Les artistes qui intéressent Swank sont ceux « qui feront ce qu'ils font, que quelqu'un les soutienne ou non », dit-il. «C'est ce que j'ai ressenti lorsque je suis allé voir Margo et qu'elle était là-haut avec ce groupe de sept musiciens un jeudi soir. C'est exactement ce qu'elle fait.
Pour l'instant, les artistes de Third Man font ce travail pour eux. L'album de Joshua Hedley devrait sortir au printemps prochain, et si sonspectacles en directsont quelque chose à dire, il est probable qu'il s'inspire des sons country classiques des années 60 et 70 qu'il avait l'habitude de reprendre (son point idéal est un point où sa voix douce, semblable à celle de George Jones, et ses histoires de chagrin rencontrent Waylon Jennings' infernal, hors-la-loi). "Pour moi, le genre de musique country s'est perfectionné en 1965 et tout ce qui a suivi, même s'il était bon, n'était qu'expérimentation", a-t-il déclaré.Pierre roulanteà la fin de l'année dernière. Après avoir donné une série de concerts en Australie, Lillie Mae Rische se produit cette semaine au Flannel Fest, un festival de musique Americana dans le Wisconsin, et est à l'affiche du grand festival country Stagecoach, à Indio, en Californie, au début de l'année prochaine. Et Margo Price, dont le nouvel albumFabriqué entièrement aux États-Unisarrivé le 20 octobre, est sur le point de faire la première partie de Tim McGraw et Faith Hill, deux des plus grandes stars du country mainstream. «Je suis heureux d'avoir une visibilité à tous les niveaux», dit Price à propos des émissions. "Peut-être pourrions-nous faire écouter à certaines personnes une musique qui a un peu plus de sable ou de saleté sous les ongles."

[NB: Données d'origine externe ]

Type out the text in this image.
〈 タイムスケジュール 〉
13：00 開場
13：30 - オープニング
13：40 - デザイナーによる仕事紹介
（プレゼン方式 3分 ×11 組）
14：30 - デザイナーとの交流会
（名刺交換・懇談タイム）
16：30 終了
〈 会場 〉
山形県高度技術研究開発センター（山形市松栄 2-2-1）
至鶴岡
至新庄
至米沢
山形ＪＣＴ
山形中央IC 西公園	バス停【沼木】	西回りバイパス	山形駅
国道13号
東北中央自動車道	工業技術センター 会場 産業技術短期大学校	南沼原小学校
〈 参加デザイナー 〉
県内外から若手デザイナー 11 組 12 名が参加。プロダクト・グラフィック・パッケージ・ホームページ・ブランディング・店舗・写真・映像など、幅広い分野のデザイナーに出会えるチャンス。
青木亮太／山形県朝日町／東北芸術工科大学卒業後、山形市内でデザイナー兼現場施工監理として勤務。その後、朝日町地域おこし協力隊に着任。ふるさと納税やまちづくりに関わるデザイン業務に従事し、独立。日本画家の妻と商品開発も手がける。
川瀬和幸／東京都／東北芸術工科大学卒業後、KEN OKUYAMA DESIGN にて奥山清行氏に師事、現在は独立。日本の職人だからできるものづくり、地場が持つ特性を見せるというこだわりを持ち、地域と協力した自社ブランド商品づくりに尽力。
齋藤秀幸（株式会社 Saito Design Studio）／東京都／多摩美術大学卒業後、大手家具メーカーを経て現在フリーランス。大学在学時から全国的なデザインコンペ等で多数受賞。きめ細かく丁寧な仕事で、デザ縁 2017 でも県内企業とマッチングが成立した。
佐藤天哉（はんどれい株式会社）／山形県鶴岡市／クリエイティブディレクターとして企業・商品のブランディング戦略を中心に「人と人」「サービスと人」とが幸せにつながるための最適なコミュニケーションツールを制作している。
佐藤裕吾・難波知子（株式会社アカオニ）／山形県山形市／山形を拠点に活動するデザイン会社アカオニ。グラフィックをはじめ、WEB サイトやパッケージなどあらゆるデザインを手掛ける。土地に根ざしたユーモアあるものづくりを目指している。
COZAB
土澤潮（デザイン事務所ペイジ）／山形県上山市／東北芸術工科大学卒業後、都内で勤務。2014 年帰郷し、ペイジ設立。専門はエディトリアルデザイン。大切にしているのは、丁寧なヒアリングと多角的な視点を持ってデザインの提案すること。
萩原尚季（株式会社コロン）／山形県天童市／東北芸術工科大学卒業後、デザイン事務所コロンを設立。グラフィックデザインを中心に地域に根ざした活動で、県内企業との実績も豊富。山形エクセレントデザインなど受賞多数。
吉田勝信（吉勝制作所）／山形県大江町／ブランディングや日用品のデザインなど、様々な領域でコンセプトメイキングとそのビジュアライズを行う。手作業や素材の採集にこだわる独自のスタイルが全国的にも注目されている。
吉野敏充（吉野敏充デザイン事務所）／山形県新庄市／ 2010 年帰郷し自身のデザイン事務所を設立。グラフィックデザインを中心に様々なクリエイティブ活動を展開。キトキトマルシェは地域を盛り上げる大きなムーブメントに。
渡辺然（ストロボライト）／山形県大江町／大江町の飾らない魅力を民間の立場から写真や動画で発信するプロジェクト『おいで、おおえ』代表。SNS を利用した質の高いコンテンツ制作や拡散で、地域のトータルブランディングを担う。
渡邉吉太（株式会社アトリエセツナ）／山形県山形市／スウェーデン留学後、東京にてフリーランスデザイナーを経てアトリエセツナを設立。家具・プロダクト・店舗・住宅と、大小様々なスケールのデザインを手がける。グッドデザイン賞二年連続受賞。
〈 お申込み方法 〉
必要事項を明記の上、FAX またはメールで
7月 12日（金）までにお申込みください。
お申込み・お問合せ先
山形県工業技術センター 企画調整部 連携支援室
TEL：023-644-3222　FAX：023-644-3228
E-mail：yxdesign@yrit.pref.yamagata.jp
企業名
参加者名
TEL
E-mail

Certains des professionnels de la musique qui ont refusé son premier album pourraient même être parmi le public. «Je pense qu'il y a beaucoup de gens qui essaient de faire marche arrière et de dire 'Oh non.' Nous aimons la tradition, nous pensons que c'est cool aussi », dit Price. "C'est vraiment drôle que les gens qui ont été à l'extérieur pendant longtemps se retrouvent à l'intérieur, et tous les initiés veulent un morceau de l'extérieur."